I hope it has not escaped your attention that it takes approximately as long to bake a potato as it does to have a therapy session. There are all kinds of things you can do while waiting for a potato to bake, including doing your nails, answering email, scrolling endlessly through depressing social media feeds, arguing with trolls online, and organizing the recycling, but I like to journal. In difficult times, the fluffy insides of a baked potato are good for my soul; so is the act of writing out my feelings, however disturbing. In fact, I used to encourage myself to jot down my most unpleasant thoughts. To do so in a notebook is akin to a form of writerly hyperemesis, or a dare: can you bring yourself to admit what a terrible creature you are? The reward lies at the end of the fifty minutes. You emerge from the cave, bedraggled and starving. The potato is in the oven. Unlike you, who are now raw and bleeding from profoundly adult self-examination, the potato has formed a sturdy, protective shell around itself.

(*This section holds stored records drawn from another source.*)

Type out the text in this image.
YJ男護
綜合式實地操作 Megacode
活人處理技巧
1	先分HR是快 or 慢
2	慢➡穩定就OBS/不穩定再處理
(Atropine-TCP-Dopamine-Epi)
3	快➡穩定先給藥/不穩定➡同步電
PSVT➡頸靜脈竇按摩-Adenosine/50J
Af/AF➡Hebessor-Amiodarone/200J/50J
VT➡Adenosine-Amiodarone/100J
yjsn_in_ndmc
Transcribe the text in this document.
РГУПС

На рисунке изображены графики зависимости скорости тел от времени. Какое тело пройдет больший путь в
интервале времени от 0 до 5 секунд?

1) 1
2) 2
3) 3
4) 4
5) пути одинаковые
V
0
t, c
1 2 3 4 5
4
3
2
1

To eat the baked potato, I like to slice it down lengthwise, hold both ends, and push them toward the middle. All of the fluff forms in the center. Cheddar cheese and sour cream is a luxurious way to enjoy a baked potato. Butter and salt is simple and delicious. If we have Country Crock or some other form of spread in the house, I use that—I grew up with margarine and spreads because of the low-fat 80s, and I still prefer the taste of their false nature to expensive European butters. After dressing the potato, I give thanks to the Blessed Mystery, that higher power, that is about to feed me. A baked potato is cheap and comforting, and while it may not be the most nutritious item on the menu, I indulge in one here and there to remind myself of my own ability to wait for better things to come.